Here is my code which is not working. I have used a random number generator to select a random pivot, the pivot is then swapped with the first element in the array.

#include<stdio.h>
#include<stdlib.h>

void print_array(int arr[], int array_length){

    int i;

    for(i=0; i<array_length; ++i) {
        printf("%d ", arr[i]);
    }

}

int random_no(min, max){

    int diff = max-min;
    return (int) (((double)(diff+1)/RAND_MAX) * rand() + min);

}

void swap(int *a, int *b){

    int temp; 

    temp = *a;
    *a = *b;
    *b = temp;
}

int get_kth_small(int arr[], int k, int l, int r){

    if((r-l) >= 1){

        k = k + (l-1); 

        int pivot_index = random_no(l, r);

        int i, j;
        swap(&arr[pivot_index], &arr[l]);           //Switch the pivot with the first element in the array. Now, the pivit is in arr[l]

        i=l+1;

        for(j=l+1; j<=r; ++j){
            if(arr[j]<arr[l]){
                swap(&arr[j], &arr[i]);
                ++i;
            }
        }

        swap(&arr[l], &arr[i-1]);                   //Switch the pivot to the correct place; <p, p, >p

        printf("value of i-1: %d\n", i-1);
        printf("Value of k: %d\n", k);

        if(k == (i-1)){
            printf("Found: %d\n", arr[i]);
            return 0;
        }

        if(k>(i-1)){
            k=k-(i-1);
            get_kth_small(arr, k, i, r);
        } else {
            get_kth_small(arr, k, l, r-1);
        }

        //get_kth_small(arr, k, i, r);
        //get_kth_small(arr, k, l, i-1);

    }

}

void main(){

    srand(time(NULL));

    int arr[] = {2,1,3,7,5,4,6};
    int arr_size = sizeof(arr)/sizeof(arr[0]);
    int k = 3, l = 0;
    int r = arr_size - 1;

    //printf("Enter the value of k: ");
    //scanf("%d", &k);

    get_kth_small(arr, k, l, r);

    print_array(arr, arr_size);
    printf("\n");

}

解决方案

"Step 2: putting the pivot at the right place": don't do that. In fact you can't put the pivot at the right place, as you don't know what it is. The partitioning rule is to put all elements smaller or equal than the pivot before those larger. Just leave the pivot where it is!

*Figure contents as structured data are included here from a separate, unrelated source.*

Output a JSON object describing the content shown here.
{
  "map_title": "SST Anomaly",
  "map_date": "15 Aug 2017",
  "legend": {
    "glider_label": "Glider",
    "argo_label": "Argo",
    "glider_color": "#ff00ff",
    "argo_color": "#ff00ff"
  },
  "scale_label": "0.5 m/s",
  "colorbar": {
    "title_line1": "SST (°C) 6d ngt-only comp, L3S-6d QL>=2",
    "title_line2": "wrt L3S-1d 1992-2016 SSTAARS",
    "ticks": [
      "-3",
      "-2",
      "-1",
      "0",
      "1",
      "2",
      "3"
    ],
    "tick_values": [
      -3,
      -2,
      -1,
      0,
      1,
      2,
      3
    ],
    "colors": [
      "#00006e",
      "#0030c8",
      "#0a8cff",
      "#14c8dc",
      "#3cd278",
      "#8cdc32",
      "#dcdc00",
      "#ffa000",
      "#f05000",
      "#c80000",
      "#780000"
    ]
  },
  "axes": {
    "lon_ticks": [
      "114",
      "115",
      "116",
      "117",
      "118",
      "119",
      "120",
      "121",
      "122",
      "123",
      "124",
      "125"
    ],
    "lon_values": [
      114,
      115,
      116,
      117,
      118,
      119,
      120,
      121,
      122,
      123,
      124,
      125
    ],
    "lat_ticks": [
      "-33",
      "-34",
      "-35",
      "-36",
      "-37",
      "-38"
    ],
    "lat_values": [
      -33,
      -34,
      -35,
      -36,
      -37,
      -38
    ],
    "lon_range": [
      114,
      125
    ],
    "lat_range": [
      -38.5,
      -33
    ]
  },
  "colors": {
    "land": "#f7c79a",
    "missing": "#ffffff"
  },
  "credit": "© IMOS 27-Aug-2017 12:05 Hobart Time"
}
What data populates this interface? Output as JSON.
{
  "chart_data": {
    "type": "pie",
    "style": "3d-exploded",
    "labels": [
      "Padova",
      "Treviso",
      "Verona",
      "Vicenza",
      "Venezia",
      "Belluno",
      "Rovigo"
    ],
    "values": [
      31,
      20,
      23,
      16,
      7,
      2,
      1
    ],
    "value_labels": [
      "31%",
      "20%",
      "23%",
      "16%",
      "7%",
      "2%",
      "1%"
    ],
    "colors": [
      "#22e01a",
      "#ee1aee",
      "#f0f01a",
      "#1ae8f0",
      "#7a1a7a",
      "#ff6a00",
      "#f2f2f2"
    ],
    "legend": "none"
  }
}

Quick select goes as follows: to find the Kth among N elements, 1) choose a pivot value, 2) move all elements smaller or equal to the pivot before the others, forming two zones of length Nle and Ngt, 3) recurse on the relevant zone with (K, Nle) or (K-Nle, Ngt), until N=1.

Actually, any value can be taken for the pivot, even one not present in the array; but the partition must be such that Nle and Ngt are nonzero.

这篇关于实施quickselect的文章就介绍到这了，希望我们推荐的答案对大家有所帮助，也希望大家多多支持IT屋！